In Italia la materia è disciplinata dall'art. 2103 del Codice Civile, profondamente riformato dal Jobs Act (D.Lgs. 81/2015). Prima della riforma, la norma vietava quasi in assoluto qualsiasi modifica in peius delle mansioni. Oggi il quadro è più articolato: il demansionamento è consentito in alcuni casi tassativi, ma rimane illegittimo — e quindi sanzionabile — ogni volta che non ricorrono le condizioni previste dalla legge.

Demansionamento legittimo e illegittimo: la differenza fondamentale

Non ogni assegnazione a mansioni inferiori è automaticamente illegale. Il nuovo art. 2103 c.c. ammette il demansionamento legittimo in tre situazioni specifiche:

  • Modifica degli assetti organizzativi aziendali che incide sulla posizione del lavoratore: l'azienda può ridurre il livello delle mansioni fino a un massimo di un livello contrattuale inferiore, previa comunicazione scritta.
  • Accordi individuali in sede protetta (davanti alle commissioni di conciliazione, ai sindacati o in sede giudiziale): il lavoratore può accettare la riduzione di mansioni, qualifica e retribuzione per conservare il posto di lavoro o godere di altri benefici.
  • Accordi collettivi stipulati con le organizzazioni sindacali comparativamente più rappresentative, nell'interesse della conservazione dell'occupazione.
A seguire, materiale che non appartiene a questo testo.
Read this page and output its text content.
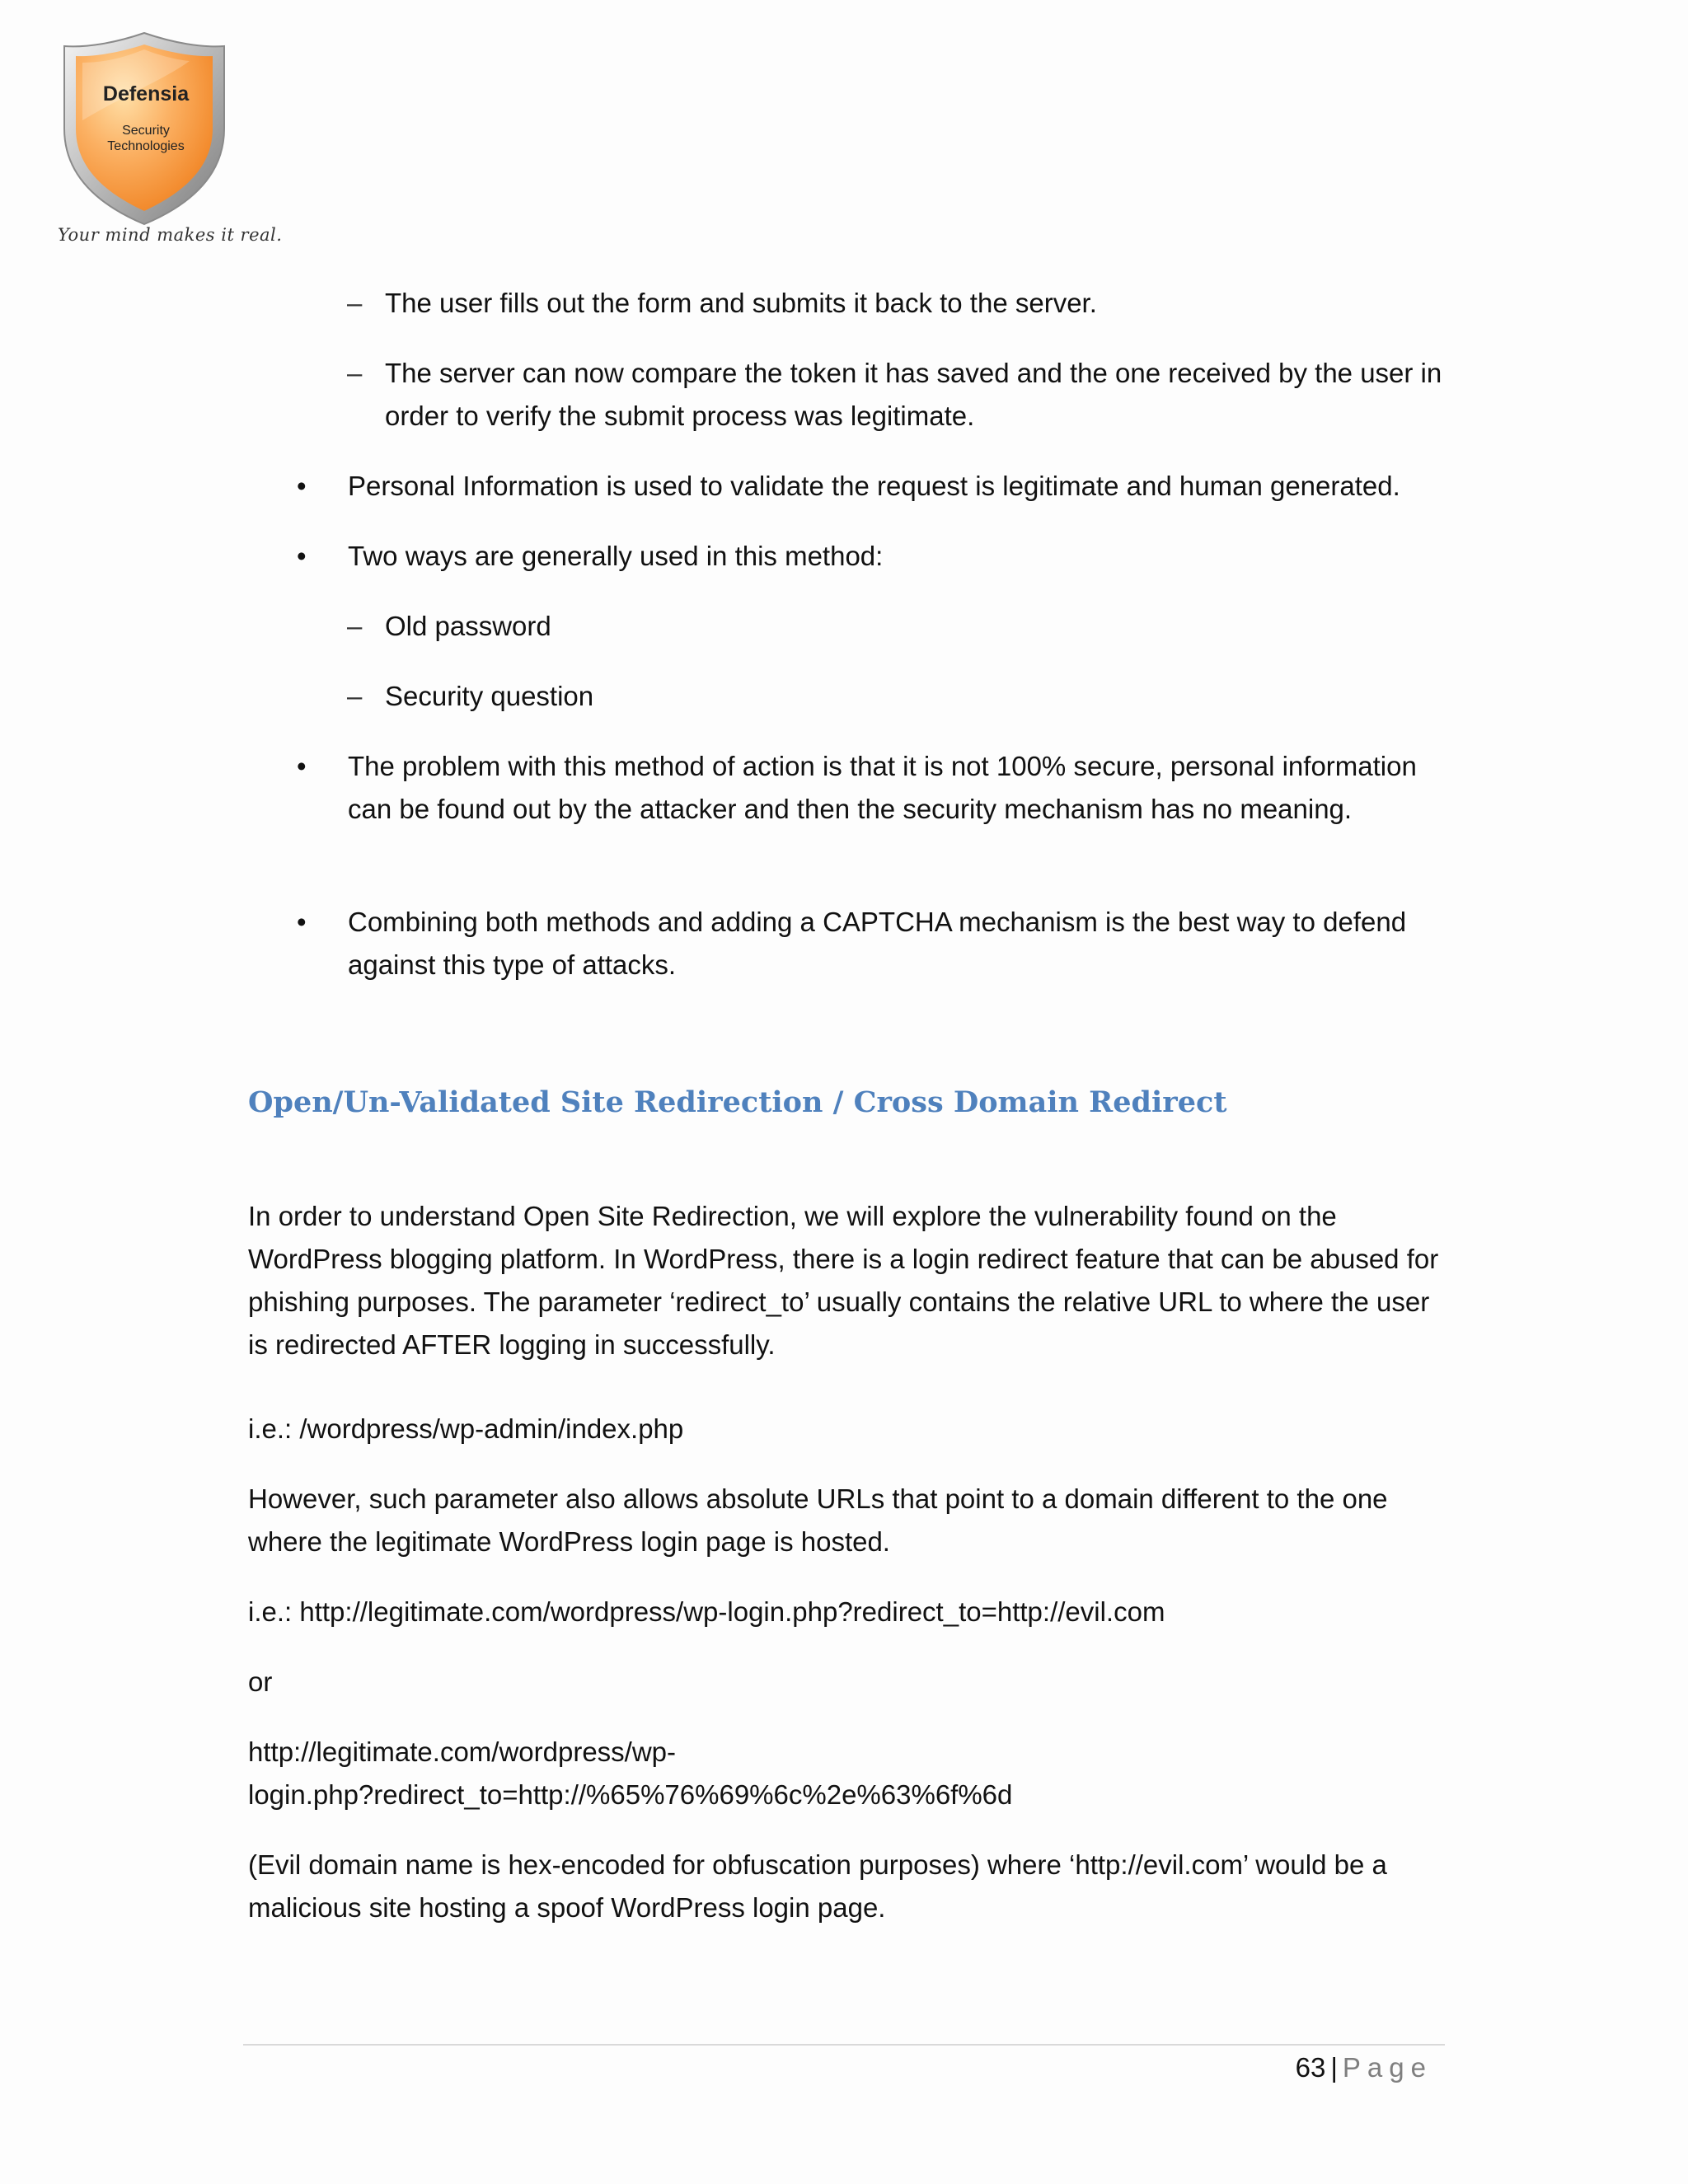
Defensia
Security
Technologies
Your mind makes it real.
– The user fills out the form and submits it back to the server.
– The server can now compare the token it has saved and the one received by the user in order to verify the submit process was legitimate.
•	Personal Information is used to validate the request is legitimate and human generated.
•	Two ways are generally used in this method:
– Old password
– Security question
•	The problem with this method of action is that it is not 100% secure, personal information can be found out by the attacker and then the security mechanism has no meaning.
•	Combining both methods and adding a CAPTCHA mechanism is the best way to defend against this type of attacks.
Open/Un-Validated Site Redirection / Cross Domain Redirect
In order to understand Open Site Redirection, we will explore the vulnerability found on the WordPress blogging platform. In WordPress, there is a login redirect feature that can be abused for phishing purposes. The parameter ‘redirect_to’ usually contains the relative URL to where the user is redirected AFTER logging in successfully.
i.e.: /wordpress/wp-admin/index.php
However, such parameter also allows absolute URLs that point to a domain different to the one where the legitimate WordPress login page is hosted.
i.e.: http://legitimate.com/wordpress/wp-login.php?redirect_to=http://evil.com
or
http://legitimate.com/wordpress/wp-
login.php?redirect_to=http://%65%76%69%6c%2e%63%6f%6d
(Evil domain name is hex-encoded for obfuscation purposes) where ‘http://evil.com’ would be a malicious site hosting a spoof WordPress login page.
63 | Page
Al di fuori di questi casi, il demansionamento è illegittimo. In particolare, è vietato imporre mansioni inferiori come atto ritorsivo, come strumento di pressione psicologica o come conseguenza di discriminazione. La giurisprudenza della Cassazione è costante nel ritenere che la lesione della professionalità del lavoratore costituisce un danno risarcibile indipendentemente dalla prova di una perdita economica diretta.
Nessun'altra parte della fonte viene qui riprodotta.